Storer also had suffered a severe lower back injury, and, he says, the pain in the injured area is going away thanks to his regimen.
Storer, who says one of the reasons he moved to Baker City from the Salem area was because of the pool at Sam-O, had attempted to lose weight and lower his blood pressure by swimming before while in Salem.
"I did this before, then I quit for about five years," he says. "Then I found myself in the same predicament."
"In three months," he says, "I've lost over 20 pounds (23 pounds as of mid-November). My blood pressure has dropped close to normal. My pulse is 54. I'm pleased with that."
Storer tries to make a daily commitment. He started with a half-hour lap swim of 600 yards. He has now increased that figure to about 2,000 yards in an hour.
"I have a long way to go to get back in shape," he says. "I tell everybody it will take about two years to get back into peak shape."
Storer chose swimming over running or walking because it is easier on his joints.
"Running is hard on your joints," he says. "If you talk to doctors they will tell you the same thing. Swimming is low impact."
Storer discussed his options with Baker City chiropractor Steve Bachman.
"He told me three ways to do what I wanted to do were walking, swimming and bicycling," Storer says.
"If you think about it, swimming provides a lot better all-around workout."
Storer says his energy level has continued to increase.
"I'm expending more energy. You reach a point for me about six months in where you find yourself having more energy despite a full workout. And, I've found my flexibility has improved as well."
He says the benefits aren't only physical.
"My mental awareness also has improved," he says. "It's subtle, and it takes time. You can't go in the pool and expect immediate results.
"Set your own pace," he advises. "Everybody's different."
Storer says the best way for beginners to get started is to assess their skill levels.
"Your goal should be to be able to swim four strokes. If you can, then you're ready to begin working out in the pool. It's still a good idea to have somebody with instructor status assess your ability.
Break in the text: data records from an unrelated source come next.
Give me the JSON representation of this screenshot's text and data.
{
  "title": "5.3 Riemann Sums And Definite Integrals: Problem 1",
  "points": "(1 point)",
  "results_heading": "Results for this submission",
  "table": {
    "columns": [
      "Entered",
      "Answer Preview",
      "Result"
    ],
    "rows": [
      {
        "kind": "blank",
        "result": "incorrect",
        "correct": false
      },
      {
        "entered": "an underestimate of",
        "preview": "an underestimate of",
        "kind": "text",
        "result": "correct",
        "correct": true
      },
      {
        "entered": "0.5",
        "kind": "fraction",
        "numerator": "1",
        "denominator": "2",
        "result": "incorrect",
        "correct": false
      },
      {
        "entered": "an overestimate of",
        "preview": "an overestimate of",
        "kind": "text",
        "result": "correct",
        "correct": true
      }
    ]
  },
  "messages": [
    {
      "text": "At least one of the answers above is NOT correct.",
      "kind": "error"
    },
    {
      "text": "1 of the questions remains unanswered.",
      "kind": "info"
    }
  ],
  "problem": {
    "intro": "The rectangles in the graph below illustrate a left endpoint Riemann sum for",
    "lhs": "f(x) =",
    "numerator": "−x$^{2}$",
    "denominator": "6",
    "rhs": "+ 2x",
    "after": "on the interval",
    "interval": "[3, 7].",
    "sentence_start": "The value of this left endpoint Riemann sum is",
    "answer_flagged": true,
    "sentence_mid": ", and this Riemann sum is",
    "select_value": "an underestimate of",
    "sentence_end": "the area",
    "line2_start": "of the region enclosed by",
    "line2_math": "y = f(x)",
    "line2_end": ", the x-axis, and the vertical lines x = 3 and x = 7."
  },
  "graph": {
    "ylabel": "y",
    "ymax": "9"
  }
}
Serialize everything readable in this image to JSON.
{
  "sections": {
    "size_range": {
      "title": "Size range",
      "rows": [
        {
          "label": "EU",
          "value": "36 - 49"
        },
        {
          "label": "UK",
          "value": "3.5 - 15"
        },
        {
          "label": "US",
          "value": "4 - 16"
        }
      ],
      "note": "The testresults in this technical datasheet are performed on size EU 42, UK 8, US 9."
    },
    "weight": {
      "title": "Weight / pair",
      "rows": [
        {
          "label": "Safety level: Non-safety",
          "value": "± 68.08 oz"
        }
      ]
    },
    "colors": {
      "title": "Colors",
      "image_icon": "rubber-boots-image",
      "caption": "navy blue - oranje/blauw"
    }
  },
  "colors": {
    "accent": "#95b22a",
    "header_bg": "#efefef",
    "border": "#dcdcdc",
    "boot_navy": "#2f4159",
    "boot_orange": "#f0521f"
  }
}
"Start off easy, at a level you're comfortable with. Some people try too hard, too fast. You kind of have to know yourself," he says.
Starting a masters program
Storer also is hoping to get a masters swimming program for swimmers age 19 and older up and running at Sam-O.
"I swam masters before for about two years," he says. "Every meet I was getting faster.
"In the program you are basically working out, getting stronger, getting in better shape."
Storer says the difference in the local program from other masters programs is that swimmers compete only against swimmers in their own age group.
"We're trying to put a team together," he says. "We have about a dozen signed up. We have our eyes on a meet in Newberg in February. That's an individual meet. Then the state meet is in March. There we can compete as a team."
Getting started is easy
Swimming is a relatively inexpensive activity. Storer says about the only equipment needed is a swimsuit and goggles.
Then, for the cost of a YMCA membership, people can swim on their own schedules.
The cost for a masters membership is $38 a year. And there is a $15 entry fee for meets.